Sete Tempos Simbólicos. No que se passou com Nabucodonosor em cumprimento da visão, os “sete tempos” eram, evidentemente, sete anos, durante os quais ele enlouqueceu, com sintomas semelhantes aos da licantropia, e abandonou seu trono para comer relva como um animal do campo. (Da 4:31-36) Notavelmente, a descrição bíblica do exercício da dominação mundial pelas potências gentias é apresentada sob a figura de animais que se opõem ao povo santo de Deus e a Seu “Príncipe dos príncipes”. (Compare com Da 7:2-8, 12, 17-26; 8:3-12, 20-25; Re 11:7; 13:1-11; 17:7-14.) Os lexicógrafos mostram que a palavra “tempos” (do aramaico ʽid·dán) é usada na profecia de Daniel com o significado de “anos”. (Veja Lexicon in Veteris Testamenti Libros [Léxico dos Livros do Velho Testamento], de L. Koehler e W. Baumgartner, Leiden, 1958, p. 1106; A Hebrew and English Lexicon of the Old Testament [Léxico Hebraico e Inglês do Velho Testamento], de Brown, Driver e Briggs, 1980, p. 1105; Lexicon Linguae Aramaicae Veteris Testamenti [Léxico da Língua Aramaica do Velho Testamento], editado por E. Vogt, Roma, 1971, p. 124.) Neste caso, a duração de um ano é de 360 dias, visto que Revelação (Apocalipse) 12:6, 14 mostra que três tempos e meio equivalem a “mil duzentos e sessenta dias”. (Compare também com Re 11:2, 3.) Segundo esta contagem, “sete tempos” equivalem a 2.520 dias. Na leitura dos relatos de Números 14:34 e de Ezequiel 4:6, pode-se perceber que o registro bíblico às vezes usa um número específico de dias para representar profeticamente um número equivalente de anos. É só aplicando aos “sete tempos” desta profecia a fórmula expressa nesses textos, isto é, “um dia por um ano”, que a visão de Daniel, capítulo 4, pode ter um cumprimento significativo, mais além dos dias de Nabucodonosor, já falecido, conforme se pode esperar em razão das evidências até aqui apresentadas. Portanto, eles representam 2.520 anos.

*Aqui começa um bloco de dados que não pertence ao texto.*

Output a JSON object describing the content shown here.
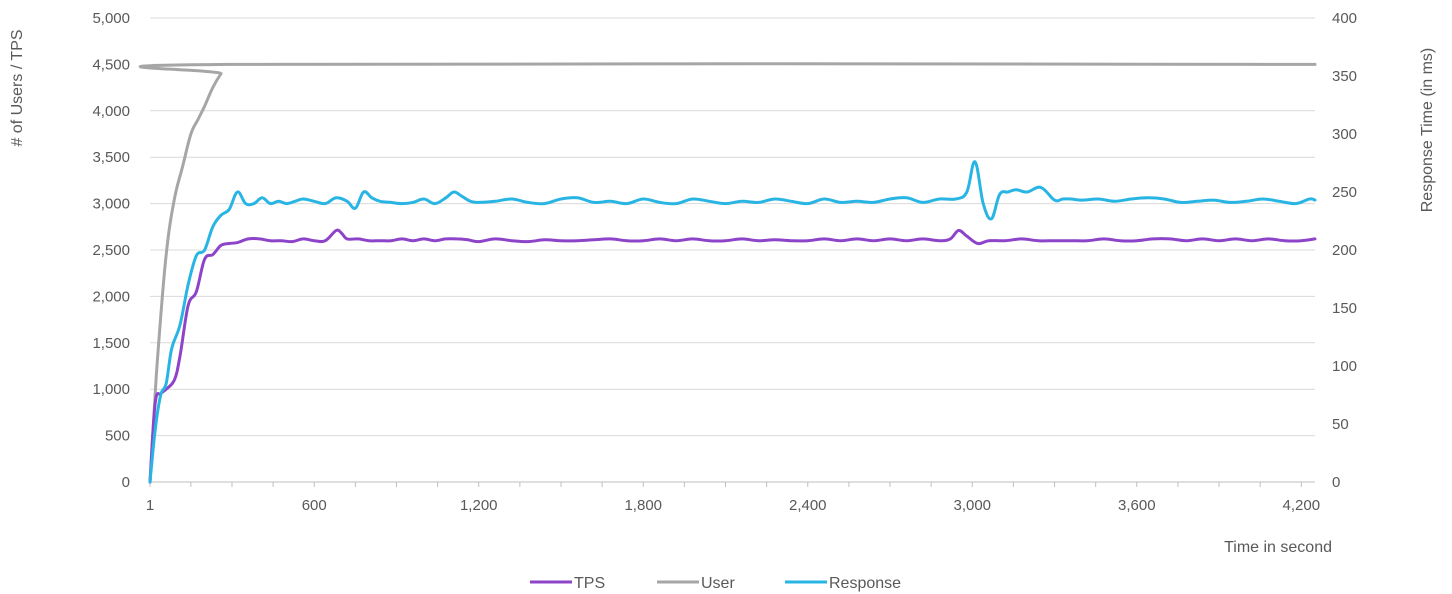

Um fato histórico digno de nota foi a revista Watch Tower (A Sentinela), de março de 1880, à base das informações e das evidências apresentadas acima, identificar o ano de 1914 como o tempo do encerramento dos “tempos designados das nações” (e o fim da concessão de poder aos governantes gentios). Isto ocorreu uns 34 anos antes da chegada daquele ano e dos momentosos acontecimentos que ele iniciou. Na edição de 30 de agosto de 1914, The World (O Mundo), um dos principais jornais de Nova Iorque naquela época, num artigo de destaque publicado no suplemento de domingo, comentou sobre isto nas seguintes palavras: “O horrível irrompimento da guerra na Europa cumpriu uma profecia extraordinária. No último quarto de século, por meio de pregadores e pela imprensa, os ‘Estudantes Internacionais da Bíblia’ . . . têm proclamado ao mundo que o Dia da Ira profetizado na Bíblia amanheceria em 1914.”

Os acontecimentos de 1914 EC e a partir de então são história bem conhecida de todos, a começar com a grande guerra que irrompeu, a primeira guerra mundial da história humana e a primeira que foi travada, não pela dominação só da Europa, nem da África, nem da Ásia, mas pela dominação do mundo. — Lu 21:7-24, 29-33; Re 11:15-18; veja PRESENÇA; ÚLTIMOS DIAS.